En face, les militants de Dernière rénovation réitèrent leur solidarité avec ces dernières actions. « Ce qui me choque, ce sont les 6 000 grenades tirées. Elles n’ont pas été tirées par les manifestants », répond Florence Marchal, de Dernière rénovation. « Il faut remettre la culpabilité au bon endroit. Le problème c’est l’inaction politique, c’est que l’action non violente n’est pas écoutée », complète à ses côtés Pierre Taieb.

Prenant la parole dans la foulée, le député écologiste Aymeric Caron se dit « choqué » par les questions posées. Il estime qu’elles reviennent à « installer l’idée, dans les médias et l’opinion, que le mouvement écologiste est une nébuleuse, dans laquelle la limite avec la violence est toujours floue ».

D’autres parlementaires assument d’aller plus loin que cette suggestion. La députée du RN Edwige Diaz juge, par exemple, que bloquer un périphérique ou intervenir dans un événement sportif comme le fait le collectif est déjà « une forme de violence, car vous imposez votre présence ».

« On gagne du terrain »

L’idée de cette commission : « Donner la parole aux fantasmes du gouvernement », résume Vincent Gay, pour Attac. « Une volonté d’intimidation du mouvement social et écologiste », complète la porte-parole d’Attac, Youlie Yamamoto.

Tout cela s’inscrit en effet dans une logique. Mercredi 28 juin, au moins huit responsables associatifs et syndicaux ont été convoqués à la gendarmerie dans les Deux-Sèvres pour « organisation d’une manifestation interdite » à Sainte-Soline. Une semaine plus tôt, la dissolution des Soulèvements de la Terre était actée en Conseil des ministres. Les jours précédents, des vagues d’arrestations d’activistes avaient été menées par la sous-direction antiterroriste.

« Je suis allée visiter les gardés à vue des Soulèvements de la Terre, ils étaient au quatrième sous-sol de la DGSI [Direction générale de la sécurité intérieure]. Maintenant on a cette commission d’enquête…, raconte la députée Sandrine Rousseau (EELV).

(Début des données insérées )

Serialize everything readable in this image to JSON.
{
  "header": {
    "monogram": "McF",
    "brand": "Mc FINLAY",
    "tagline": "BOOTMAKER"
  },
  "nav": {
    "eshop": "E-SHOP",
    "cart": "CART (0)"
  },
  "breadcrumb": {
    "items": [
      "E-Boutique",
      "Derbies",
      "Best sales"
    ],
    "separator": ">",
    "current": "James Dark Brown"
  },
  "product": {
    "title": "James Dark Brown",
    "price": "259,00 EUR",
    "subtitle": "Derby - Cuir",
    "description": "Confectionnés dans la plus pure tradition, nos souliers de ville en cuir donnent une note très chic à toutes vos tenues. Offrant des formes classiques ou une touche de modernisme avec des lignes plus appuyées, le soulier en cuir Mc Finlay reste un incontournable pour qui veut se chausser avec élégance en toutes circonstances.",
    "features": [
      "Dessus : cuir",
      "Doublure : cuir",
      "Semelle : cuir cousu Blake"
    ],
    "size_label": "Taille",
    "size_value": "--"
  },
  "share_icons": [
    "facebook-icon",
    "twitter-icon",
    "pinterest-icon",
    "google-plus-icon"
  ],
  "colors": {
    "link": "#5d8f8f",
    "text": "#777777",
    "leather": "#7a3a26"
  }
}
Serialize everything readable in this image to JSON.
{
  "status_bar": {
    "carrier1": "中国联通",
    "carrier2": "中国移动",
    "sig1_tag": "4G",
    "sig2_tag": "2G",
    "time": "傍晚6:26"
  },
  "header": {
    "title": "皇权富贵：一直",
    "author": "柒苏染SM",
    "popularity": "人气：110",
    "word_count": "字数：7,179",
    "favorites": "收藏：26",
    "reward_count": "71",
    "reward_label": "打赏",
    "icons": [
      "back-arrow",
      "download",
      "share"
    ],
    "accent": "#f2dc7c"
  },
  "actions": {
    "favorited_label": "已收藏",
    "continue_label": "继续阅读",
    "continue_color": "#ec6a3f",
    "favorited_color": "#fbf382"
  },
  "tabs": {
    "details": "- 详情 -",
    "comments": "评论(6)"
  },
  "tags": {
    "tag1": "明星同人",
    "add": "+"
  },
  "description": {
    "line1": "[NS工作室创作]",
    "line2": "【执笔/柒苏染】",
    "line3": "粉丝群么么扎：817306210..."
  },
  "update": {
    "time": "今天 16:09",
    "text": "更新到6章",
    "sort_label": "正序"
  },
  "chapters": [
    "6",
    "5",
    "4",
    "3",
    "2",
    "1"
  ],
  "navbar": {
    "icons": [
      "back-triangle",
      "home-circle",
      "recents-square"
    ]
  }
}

On a l’impression que le pouvoir en place a plus peur des militants écolos que du réchauffement climatique, et c’est une erreur. »

Cette commission d’enquête apparaît comme le « symbole de la répression qui grandit », conclut au micro une porte-parole de Dernière rénovation, alors que la police a accordé cinq minutes maximum au rassemblement devant l’Assemblée. « Mais cette répression est le signe qu’on gagne du terrain. Que c’est en train de marcher. Et qu’il ne faut pas perdre espoir : c’est le moment d’aller plus loin. »

Les cinq minutes se sont écoulées. Alors que les militants se dispersent, quelques agents les suivent pour vérifier les rues qu’ils empruntent. Juste avant qu’un groupe de jeunes ne s’éloigne trop, un agent leur intime l’ordre — sans raison — de retirer chacun leur gilet de sécurité orange. Un ordre discret, banal ; mais qui résonne avec ce qui se joue à l’intérieur de l’Assemblée.